The only problem with the Nemesis is one that will be familiar to readers of our SLI coverage - yes, it all comes down to the drivers. They were nowhere near ready. A fascinating and varied series of graphical glitches showed up in all of our demos, and the only way to fix them was to downscale the resolution to 800 x 600, which makes a mockery of having such plentiful power.

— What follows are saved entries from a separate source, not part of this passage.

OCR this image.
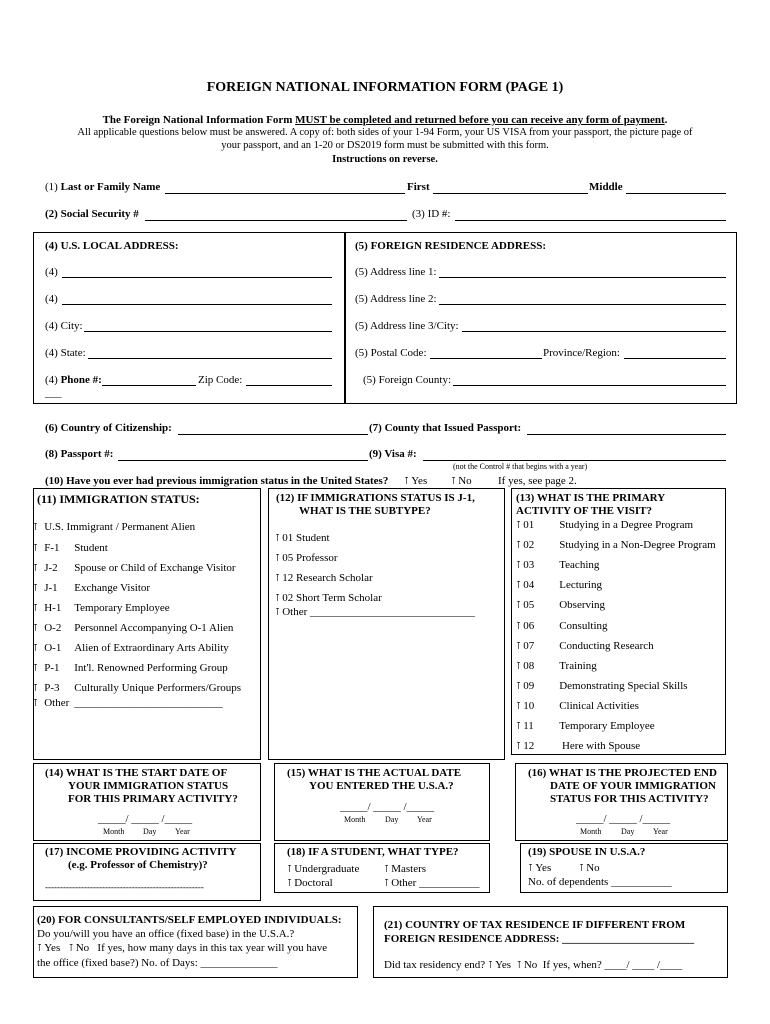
FOREIGN NATIONAL INFORMATION FORM (PAGE 1)
The Foreign National Information Form MUST be completed and returned before you can receive any form of payment.
All applicable questions below must be answered. A copy of: both sides of your 1-94 Form, your US VISA from your passport, the picture page of
your passport, and an 1-20 or DS2019 form must be submitted with this form.
Instructions on reverse.
(1) Last or Family Name	First	Middle
(2) Social Security #	(3) ID #:
(4) U.S. LOCAL ADDRESS:
(4)
(4)
(4) City:
(4) State:
(4) Phone #:	Zip Code:
___
(5) FOREIGN RESIDENCE ADDRESS:
(5) Address line 1:
(5) Address line 2:
(5) Address line 3/City:
(5) Postal Code:	Province/Region:
(5) Foreign County:
(6) Country of Citizenship:	(7) County that Issued Passport:
(8) Passport #:	(9) Visa #:
(not the Control # that begins with a year)
(10) Have you ever had previous immigration status in the United States? ⊺ Yes ⊺ No If yes, see page 2.
(11) IMMIGRATION STATUS:
⊺ U.S. Immigrant / Permanent Alien
⊺ F-1 Student
⊺ J-2 Spouse or Child of Exchange Visitor
⊺ J-1 Exchange Visitor
⊺ H-1 Temporary Employee
⊺ O-2 Personnel Accompanying O-1 Alien
⊺ O-1 Alien of Extraordinary Arts Ability
⊺ P-1 Int'l. Renowned Performing Group
⊺ P-3 Culturally Unique Performers/Groups
⊺ Other ___________________________
(12) IF IMMIGRATIONS STATUS IS J-1,
WHAT IS THE SUBTYPE?
⊺ 01 Student
⊺ 05 Professor
⊺ 12 Research Scholar
⊺ 02 Short Term Scholar
⊺ Other ______________________________
(13) WHAT IS THE PRIMARY
ACTIVITY OF THE VISIT?
⊺ 01 Studying in a Degree Program
⊺ 02 Studying in a Non-Degree Program
⊺ 03 Teaching
⊺ 04 Lecturing
⊺ 05 Observing
⊺ 06 Consulting
⊺ 07 Conducting Research
⊺ 08 Training
⊺ 09 Demonstrating Special Skills
⊺ 10 Clinical Activities
⊺ 11 Temporary Employee
⊺ 12 Here with Spouse
(14) WHAT IS THE START DATE OF
YOUR IMMIGRATION STATUS
FOR THIS PRIMARY ACTIVITY?
_____/ _____ /_____
Month Day Year
(15) WHAT IS THE ACTUAL DATE
YOU ENTERED THE U.S.A.?
_____/ _____ /_____
Month Day Year
(16) WHAT IS THE PROJECTED END
DATE OF YOUR IMMIGRATION
STATUS FOR THIS ACTIVITY?
_____/ _____ /_____
Month Day Year
(17) INCOME PROVIDING ACTIVITY
(e.g. Professor of Chemistry)?
-----------------------------------------------------
(18) IF A STUDENT, WHAT TYPE?
⊺ Undergraduate ⊺ Masters
⊺ Doctoral	⊺ Other ___________
(19) SPOUSE IN U.S.A.?
⊺ Yes	⊺ No
No. of dependents ___________
(20) FOR CONSULTANTS/SELF EMPLOYED INDIVIDUALS:
Do you/will you have an office (fixed base) in the U.S.A.?
⊺ Yes ⊺ No If yes, how many days in this tax year will you have
the office (fixed base?) No. of Days: ______________
(21) COUNTRY OF TAX RESIDENCE IF DIFFERENT FROM
FOREIGN RESIDENCE ADDRESS: ________________________
Did tax residency end? ⊺ Yes ⊺ No If yes, when? ____/ ____ /____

You might not need a super-fast dual-core CPU for all-night online gaming sessions, but if you intend to get on with some serious work or play a strategy game, you'll need something with a little more oomph than the ML-44. Our application benchmarks came back with an underwhelming result of 0.94, well behind the 1.16 the Core Duo-equipped Rock Xtreme CTX could muster.

CONCLUSION

A desktop replacement laptop is a fantastically difficult thing to get right and the Nemesis doesn't quite succeed. Its 3D performance is good, and Evesham has done a better job of matching the screen resolution and GPU than Rock has done with the CTX. While the Rock CTX's Radeon X1800XT is more powerful, using two mid-range GPUs such as the GeForce 7900 GS means the Nemesis could be faster in games that support SLI.

However, the fact that the CTX is a dual-core machine, and uses one GPU, which always provides fewer headaches than SLI, means that, ultimately, it remains a more attractive choice than the Nemesis.